Leveraging Large-Scale Face Datasets for Deep Periocular Recognition via Ocular Cropping
Fernando Alonso-Fernandez, Kevin Hernandez-Diaz, Jose Maria Buades Rubio, Josef Bigun
TL;DR
This work investigates periocular recognition by leveraging $1.907572\times 10^6$ ocular crops from VGGFace2 to train three CNN backbones of varying depth ($1.24\times 10^6$, $3.5\times 10^6$, and $25.6\times 10^6$ parameters). It evaluates ocular-based representations on both unconstrained VGGFace2-Pose and controlled UFPR-Periocular datasets, finding EERs in the range $9-15\%$ for VGG2-Pose and $1-2\%$ on UFPR, with fusion of MobileNetv2 and ResNet50 providing notable gains and approaching state-of-the-art on UFPR. The study reveals that ImageNet pretraining generally yields better starting points than fine-tuning face-recognition models for ocular data, and that network fusion can yield robust improvements across conditions. Overall, the results demonstrate the viability of using large-scale face datasets to learn periocular representations and identify practical paths for further gains, such as margin-based losses and cross-dataset sequential fine-tuning.
Abstract
We focus on ocular biometrics, specifically the periocular region (the area around the eye), which offers high discrimination and minimal acquisition constraints. We evaluate three Convolutional Neural Network architectures of varying depth and complexity to assess their effectiveness for periocular recognition. The networks are trained on 1,907,572 ocular crops extracted from the large-scale VGGFace2 database. This significantly contrasts with existing works, which typically rely on small-scale periocular datasets for training having only a few thousand images. Experiments are conducted with ocular images from VGGFace2-Pose, a subset of VGGFace2 containing in-the-wild face images, and the UFPR-Periocular database, which consists of selfies captured via mobile devices with user guidance on the screen.
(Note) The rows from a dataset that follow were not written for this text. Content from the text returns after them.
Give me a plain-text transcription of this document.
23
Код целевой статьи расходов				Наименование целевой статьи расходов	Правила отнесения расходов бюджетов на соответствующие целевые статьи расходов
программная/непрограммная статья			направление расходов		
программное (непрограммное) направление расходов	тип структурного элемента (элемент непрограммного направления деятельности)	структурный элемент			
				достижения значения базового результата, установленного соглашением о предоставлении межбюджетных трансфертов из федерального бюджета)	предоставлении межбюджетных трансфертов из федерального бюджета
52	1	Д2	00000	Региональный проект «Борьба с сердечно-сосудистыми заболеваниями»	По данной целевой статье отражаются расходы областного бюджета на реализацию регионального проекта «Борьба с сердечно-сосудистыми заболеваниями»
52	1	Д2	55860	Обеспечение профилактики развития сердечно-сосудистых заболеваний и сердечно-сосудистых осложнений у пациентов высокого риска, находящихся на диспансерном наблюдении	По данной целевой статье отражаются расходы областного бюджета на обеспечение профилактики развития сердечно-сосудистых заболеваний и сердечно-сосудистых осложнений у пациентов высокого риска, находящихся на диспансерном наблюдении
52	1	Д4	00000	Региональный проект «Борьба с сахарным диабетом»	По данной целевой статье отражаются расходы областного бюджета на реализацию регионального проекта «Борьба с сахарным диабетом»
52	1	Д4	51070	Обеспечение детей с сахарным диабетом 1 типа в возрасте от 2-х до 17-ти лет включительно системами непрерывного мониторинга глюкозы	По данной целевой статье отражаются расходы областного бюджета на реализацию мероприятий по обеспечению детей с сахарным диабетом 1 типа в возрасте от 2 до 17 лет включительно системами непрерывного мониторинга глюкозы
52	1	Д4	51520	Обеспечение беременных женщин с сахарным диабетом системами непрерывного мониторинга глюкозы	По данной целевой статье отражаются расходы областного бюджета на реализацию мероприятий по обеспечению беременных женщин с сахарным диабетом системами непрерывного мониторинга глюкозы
Due to the uncontrolled conditions of VGGFace2, the Equal Error Rates (EERs) obtained with ocular crops range from 9-15%, noticeably higher than the 3-6% EERs achieved using full-face images. In contrast, UFPR-Periocular yields significantly better performance (EERs of 1-2%), thanks to higher image quality and more consistent acquisition protocols. To the best of our knowledge, these are the lowest reported EERs on the UFPR dataset to date.